Accountants aren’t just bean counters. Their experience helping hundreds of clients run different businesses coupled with their technical understanding of accounting systems and tax law, can be useful at any point in the life of your business. So what can they do to help your business grow?
Freeing up your time is the most obvious way an accountant can help. As the head of your business, your time is likely better spent elsewhere. Instead of slaving over figures, you can generate more income, which will more than cover your accounting costs. While this is often the key motivating factor for hiring an accountant, it is by no means the most important.

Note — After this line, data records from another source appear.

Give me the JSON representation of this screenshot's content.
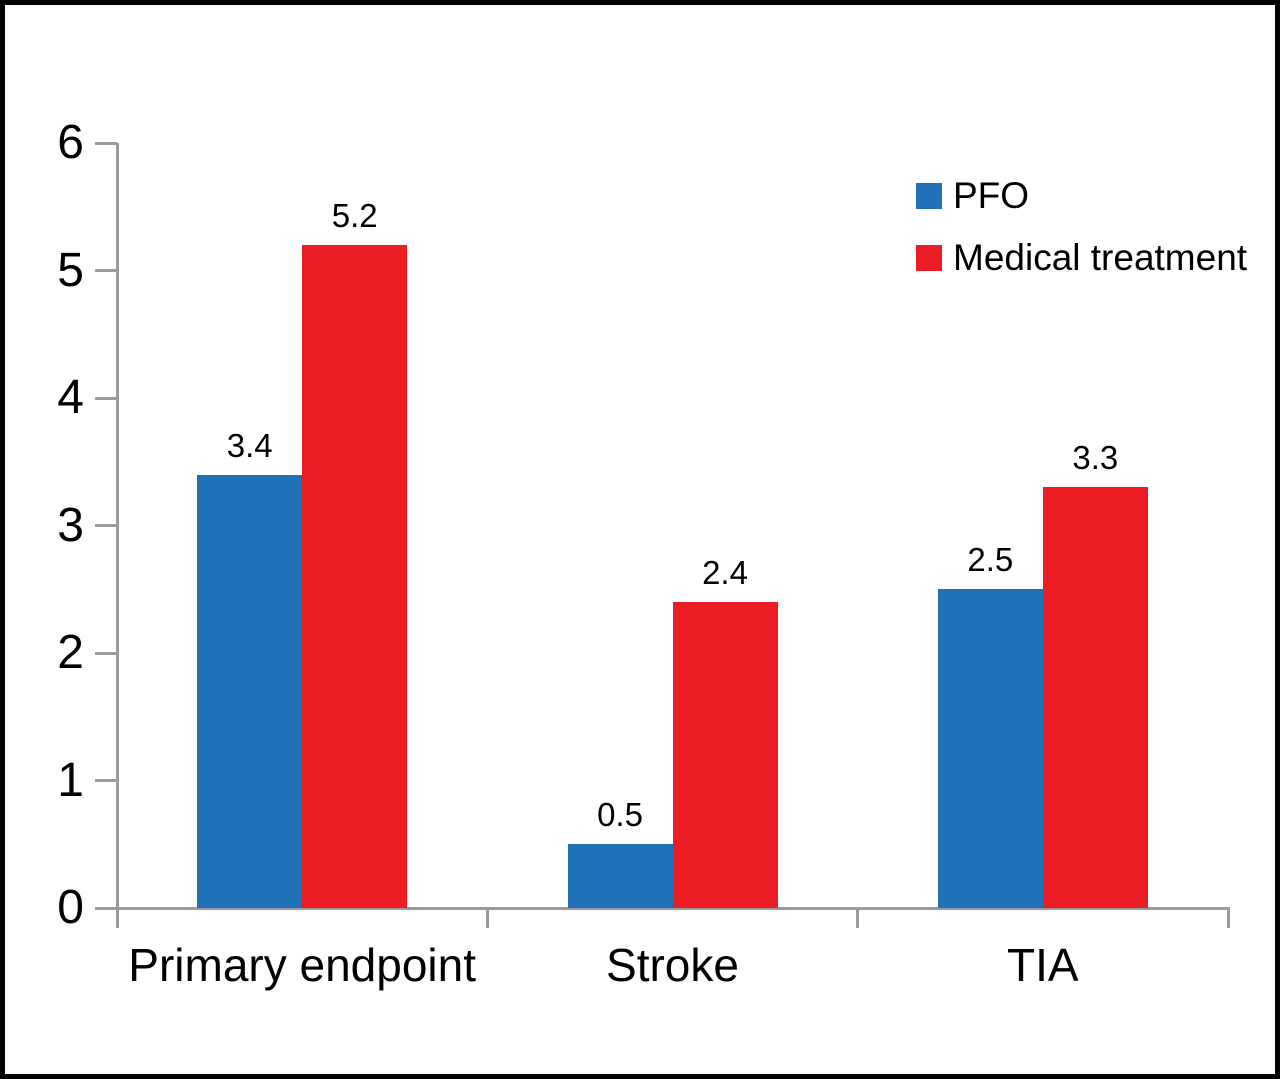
{
  "figure": {
    "background": "#ffffff",
    "border_color": "#000000",
    "axis_color": "#9b9b9b",
    "text_color": "#000000"
  },
  "chart_data": {
    "type": "bar",
    "title": "",
    "xlabel": "",
    "ylabel": "",
    "categories": [
      "Primary endpoint",
      "Stroke",
      "TIA"
    ],
    "series": [
      {
        "name": "PFO",
        "color": "#1f72b8",
        "values": [
          3.4,
          0.5,
          2.5
        ],
        "labels": [
          "3.4",
          "0.5",
          "2.5"
        ]
      },
      {
        "name": "Medical treatment",
        "color": "#ec1c24",
        "values": [
          5.2,
          2.4,
          3.3
        ],
        "labels": [
          "5.2",
          "2.4",
          "3.3"
        ]
      }
    ],
    "ylim": [
      0,
      6
    ],
    "yticks": [
      "0",
      "1",
      "2",
      "3",
      "4",
      "5",
      "6"
    ],
    "grid": false,
    "legend_position": "top-right"
  }
}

You need money to grow. An accountant can make sure your business structure and accounting systems are set up to ensure you only pay the tax you legally owe. Many small companies miss out on large tax savings because they don’t have the right business structure, aren’t aware of the full range of allowable expenses and tax-free benefits, and don’t know how to extract and invest money from their company tax-efficiently.
Again, this is something everyone knows, though they might not realise the tax savings tend to cover accounting fees, and more, especially as your business grows.
When you’re trying to raise funds either to start a business or push it to the next level, speaking to an accountant is highly advisable. This is something they deal with every day. They know the full range of funding options available to you, and can make sure your application or campaign has the best chance of success.
When you decide it’s time to expand, your accountant can help evaluate your strengths and weaknesses, identify new markets or revenue streams, and advise on how to adapt the structure of your business. They can help you put a strategic plan in place and consult on how to make it happen. Because they know your finances inside out, and are plugged into the economy, they are best-placed to offer advice on how to grow.
Big companies have CFOs, many smaller companies don’t. You should see your accountant as your CFO, and consider discussing big business decisions with them before forging ahead, and involving them in planning for the future.